Snake crossing the road, @4ft

Life on the Real Desert: Snakes Alive


Snake crossing the road, @4ft
On the way to town today I came across a lady on the “main road” out of the estate. Standing by the side of the paved surface, clutching a hoe, she moved toward the center of the street and waited for me to approach on my bike.

“You could have crossed over,” I said, “It will take me ages to get to you.” This as I slowly moved toward the stationary gardener. It was my impression that she was heading to the desert on the other side of the road.

“Is that a rattler?”

The question caused me to turn, as I had passed her already, and head back to where she stood. “Careful, he’s right there,” she pointed to the rock and cactus frontage of the lot to my right. I looked but saw nothing that resembled any sort of desert creature. Stopping and dismounting I walked to where she was and turned to follow her pointing finger.

In the shadow of the property’s boundary fence, the long serpent was contentedly stretched out and occasional flicks of its tongue tested the air as it relaxed in the shade. It was well over four feet in length and unperturbed by all the attention. Whilst we discussed what sort of snake it was, the thing began to slowly move along in the shade.

Several attempts were made to photograph the placid creature but the shadows he, or she, stubbornly clung to, made it difficult. While we stood about taking snaps with mobile phones (cell phones) and deciding that the lack of rattles meant that it was not a rattlesnake, other folks from the area congregated to look at the traveler.

Snake in the shade
Do I look bovvered?

The calm snake, which a friend has guessed might be a Pacific gopher snake, moved into the hard pan after traversing a long stretch of fence line.

Snake in the shade.
The Snake-Fence.

This is the first live snake I’ve come across. The only other one was dead hit, apparently, by a car on the road running parallel to the highway. Red and grey and not rattles either, I still have no idea what sort of snake it was. The visitor also was the first creature that moved slow enough for me to take a picture of.

Yesterday I saw a kangaroo rat nimbly hopping across the vacant lot across the street from my home. It was huge and, for a rat of any kind, cute. Bold as brass, it ignored me completely and headed for a huge cactus with yellow “roses” on it. He, or she, disappeared as I got closer and despite standing there for a while it did not reappear.

Not counting the time spent living in Las Vegas, Nevada, the last time I lived in a desert setting was in 1980 – 1982 in Alamogordo, New Mexico. I cannot remember too much about colors of flowers or seeing too many creatures scurrying about, but I do recall falling in love with the desert itself. White Sands was just down the road from my trailer and my first wife, along with our son, went out a few times to that amazing gypsum land.

The entire time I lived in England, the question of returning stateside was continually cropping up. I said, at the time, that only if I could live in the desert…

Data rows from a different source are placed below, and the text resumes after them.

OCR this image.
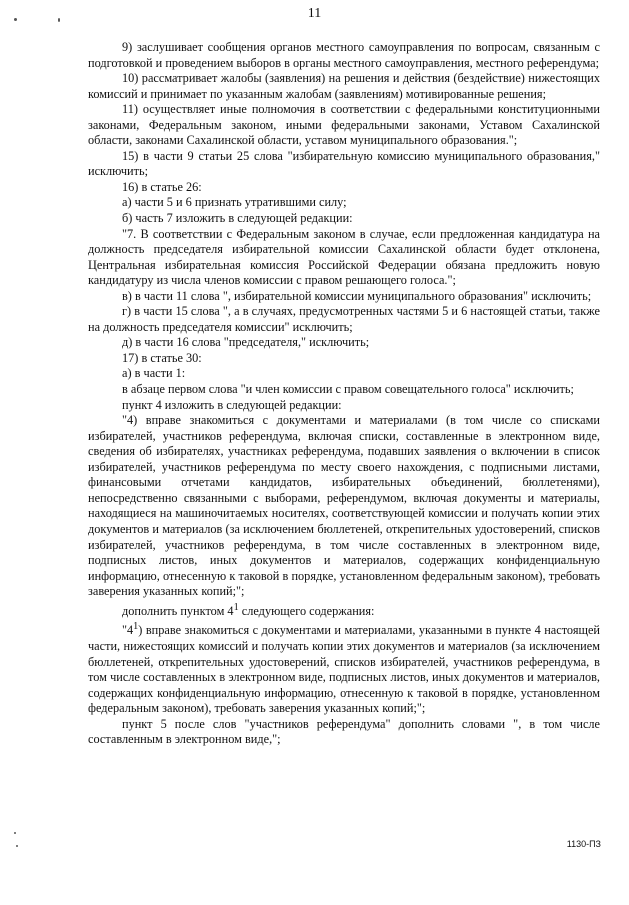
11

9) заслушивает сообщения органов местного самоуправления по вопросам, связанным с подготовкой и проведением выборов в органы местного самоуправления, местного референдума;

10) рассматривает жалобы (заявления) на решения и действия (бездействие) нижестоящих комиссий и принимает по указанным жалобам (заявлениям) мотивированные решения;

11) осуществляет иные полномочия в соответствии с федеральными конституционными законами, Федеральным законом, иными федеральными законами, Уставом Сахалинской области, законами Сахалинской области, уставом муниципального образования.";

15) в части 9 статьи 25 слова "избирательную комиссию муниципального образования," исключить;

16) в статье 26:

а) части 5 и 6 признать утратившими силу;

б) часть 7 изложить в следующей редакции:

"7. В соответствии с Федеральным законом в случае, если предложенная кандидатура на должность председателя избирательной комиссии Сахалинской области будет отклонена, Центральная избирательная комиссия Российской Федерации обязана предложить новую кандидатуру из числа членов комиссии с правом решающего голоса.";

в) в части 11 слова ", избирательной комиссии муниципального образования" исключить;

г) в части 15 слова ", а в случаях, предусмотренных частями 5 и 6 настоящей статьи, также на должность председателя комиссии" исключить;

д) в части 16 слова "председателя," исключить;

17) в статье 30:

а) в части 1:

в абзаце первом слова "и член комиссии с правом совещательного голоса" исключить;

пункт 4 изложить в следующей редакции:

"4) вправе знакомиться с документами и материалами (в том числе со списками избирателей, участников референдума, включая списки, составленные в электронном виде, сведения об избирателях, участниках референдума, подавших заявления о включении в список избирателей, участников референдума по месту своего нахождения, с подписными листами, финансовыми отчетами кандидатов, избирательных объединений, бюллетенями), непосредственно связанными с выборами, референдумом, включая документы и материалы, находящиеся на машиночитаемых носителях, соответствующей комиссии и получать копии этих документов и материалов (за исключением бюллетеней, открепительных удостоверений, списков избирателей, участников референдума, в том числе составленных в электронном виде, подписных листов, иных документов и материалов, содержащих конфиденциальную информацию, отнесенную к таковой в порядке, установленном федеральным законом), требовать заверения указанных копий;";

дополнить пунктом $4^1$ следующего содержания:

"$4^1$) вправе знакомиться с документами и материалами, указанными в пункте 4 настоящей части, нижестоящих комиссий и получать копии этих документов и материалов (за исключением бюллетеней, открепительных удостоверений, списков избирателей, участников референдума, в том числе составленных в электронном виде, подписных листов, иных документов и материалов, содержащих конфиденциальную информацию, отнесенную к таковой в порядке, установленном федеральным законом), требовать заверения указанных копий;";

пункт 5 после слов "участников референдума" дополнить словами ", в том числе составленным в электронном виде,";

1130-ПЗ
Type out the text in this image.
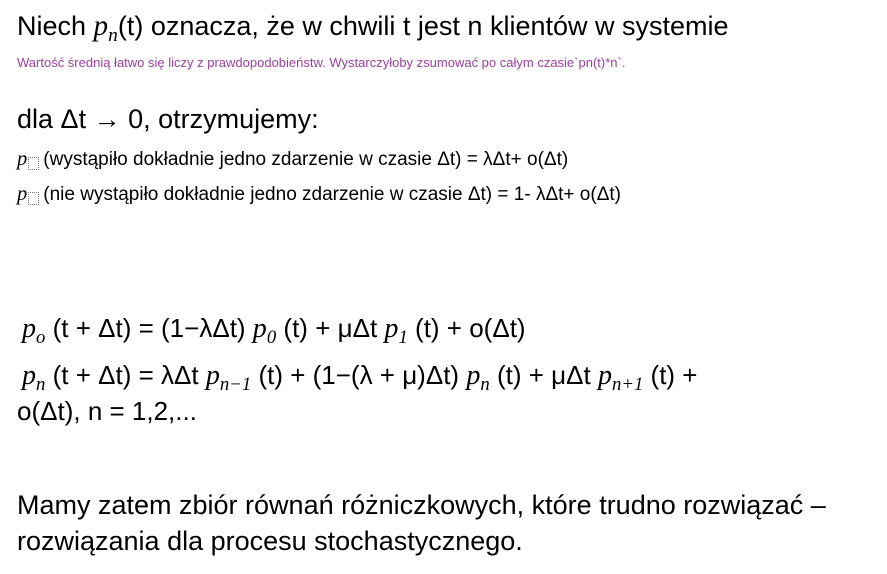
Niech $p_n(t)$ oznacza, że w chwili t jest n klientów w systemie
Wartość średnią łatwo się liczy z prawdopodobieństw. Wystarczyłoby zsumować po całym czasie`pn(t)*n`.
dla Δt → 0, otrzymujemy:
p (wystąpiło dokładnie jedno zdarzenie w czasie Δt) = λΔt+ o(Δt)
p (nie wystąpiło dokładnie jedno zdarzenie w czasie Δt) = 1- λΔt+ o(Δt)
$p_o$ (t + Δt) = (1−λΔt) $p_0$ (t) + μΔt $p_1$ (t) + o(Δt)
$p_n$ (t + Δt) = λΔt $p_{n-1}$ (t) + (1−(λ + μ)Δt) $p_n$ (t) + μΔt $p_{n+1}$ (t) +
o(Δt), n = 1,2,...
Mamy zatem zbiór równań różniczkowych, które trudno rozwiązać –
rozwiązania dla procesu stochastycznego.
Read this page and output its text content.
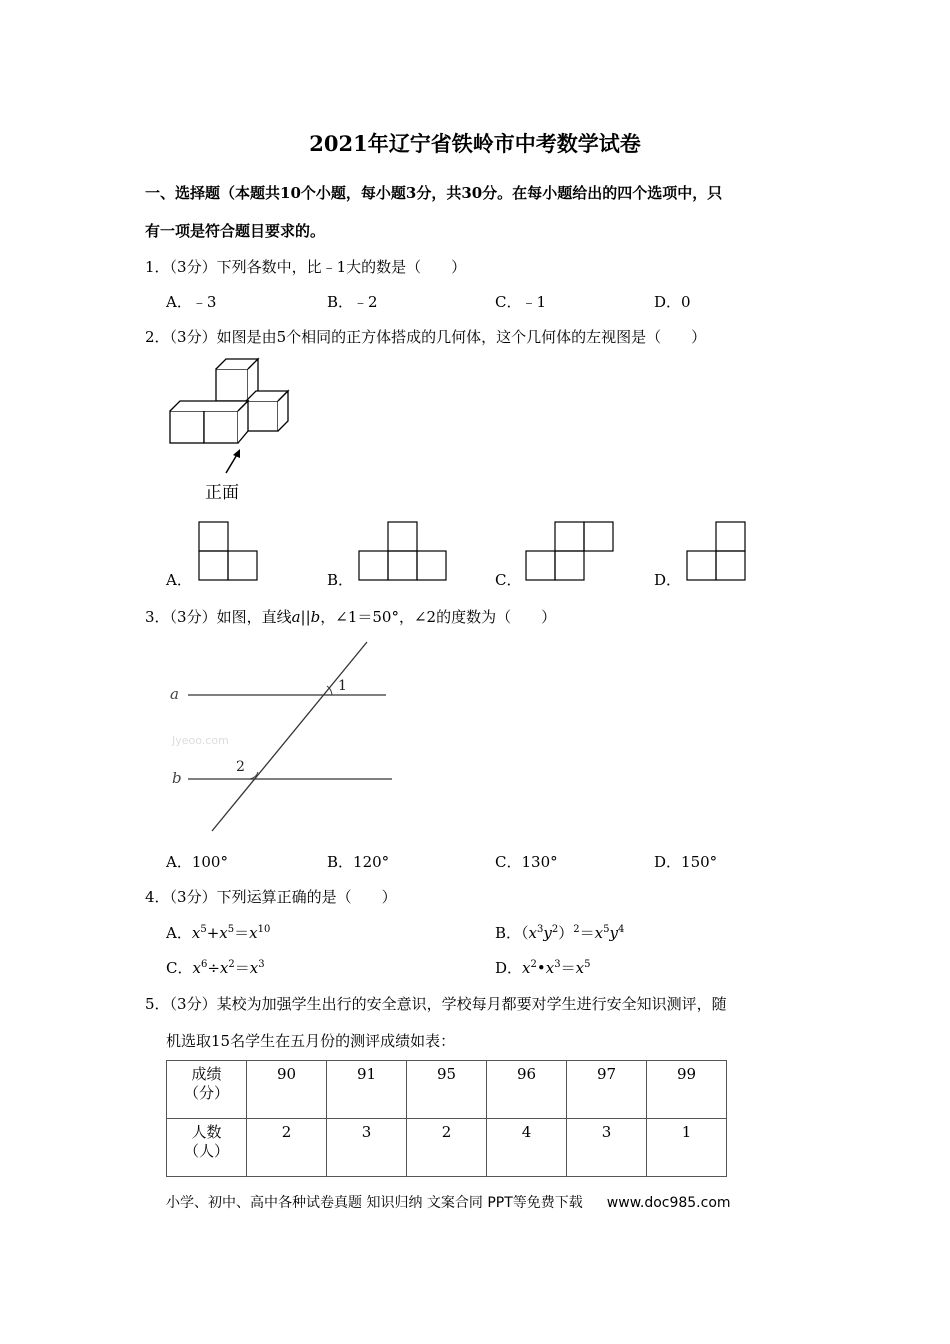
2021年辽宁省铁岭市中考数学试卷
一、选择题（本题共10个小题，每小题3分，共30分。在每小题给出的四个选项中，只
有一项是符合题目要求的。
1．（3分）下列各数中，比﹣1大的数是（　　）
A．﹣3	B．﹣2	C．﹣1	D．0
2．（3分）如图是由5个相同的正方体搭成的几何体，这个几何体的左视图是（　　）
正面
A．	B．	C．	D．
3．（3分）如图，直线a||b，∠1＝50°，∠2的度数为（　　）
a
b
1
2
Jyeoo.com
A．100°	B．120°	C．130°	D．150°
4．（3分）下列运算正确的是（　　）
A．$x^5+x^5=x^{10}$	B．$(x^3y^2)^2=x^5y^4$
C．$x^6\div x^2=x^3$	D．$x^2•x^3=x^5$
5．（3分）某校为加强学生出行的安全意识，学校每月都要对学生进行安全知识测评，随
机选取15名学生在五月份的测评成绩如表：
成绩
（分）	90	91	95	96	97	99
人数
（人）	2	3	2	4	3	1
小学、初中、高中各种试卷真题 知识归纳 文案合同 PPT等免费下载 www.doc985.com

Yellow flowers on huge prickly pear cactus.
It’s the yellow rose of…Arizona…

Well, here I am. Living in the great Southwestern desert. The land of Billy the Kid, Apache warriors, the Navaho and Mojave. Each time I ride my bike into town my imagination runs riot. Reading about days gone by in the state, and the local area, fuels my trips of fancy. Wild west outlaws, larger than life characters and prospectors searching for personal riches reside in my mind.

I have been talking to a neighbor about looking for gold and he has relayed some marvelous tales of robbery and mining. I will be sharing some of these stories soon. In the meantime, I shall be researching this land that features so heavily in literature and film.

23 April 2015

Michael Knox-Smith

Published by

Mike's Film Talk

Actor, Writer, Vlogger, Blogger, Veteran, http://MikesFilmTalk.com Member Nevada Film Critics Society

5 thoughts on “Life on the Real Desert: Snakes Alive”

  1. Only seen one rattler in my Arizona travels.
    It’s a bit of quandary: you’d like to see one – but you wouldn’t like to see one.
    Spoze it’s OK as long as I don’t step on it. ??

    Liked by 1 person

  2. Garry would not have been taking pictures. He would have been heading in another direction. Me? I’m okay with snakes unless I think they are poisonous, but I’m terrified of spiders.

    Drop by my site some time. Please.

    Like

    1. This chappy was so placid that I believe an entire mob of people could have come up and he would have been chilled with it! LOL I don’t mind snakes or spiders, although fiddleback’s bother the hell out of me! Just stopped by your site. A) WHEN DID YOU GET FRESHLY PRESSED AND WHICH ARTICLE!!!!! B) THANKS FOR REMINDING ME TO HEAD OVER TO OTHER FOLK’S BLOGS. I have to keep telling myself I now have time to do that since I’m not with GLV any longer. C) CONGRATS on getting the ever elusive Freshly pressed – all caps equals great excitement!!!!! 😀

      Like

      1. I got the Freshly Pressed a year ago last January (2014) and you congratulated me at the time. But you were fresh from a heart attack and bypass surgery. I am not surprised you don’t remember. It wasn’t a good time for you. It was actually right before you started writing for the company-not-to-be-named.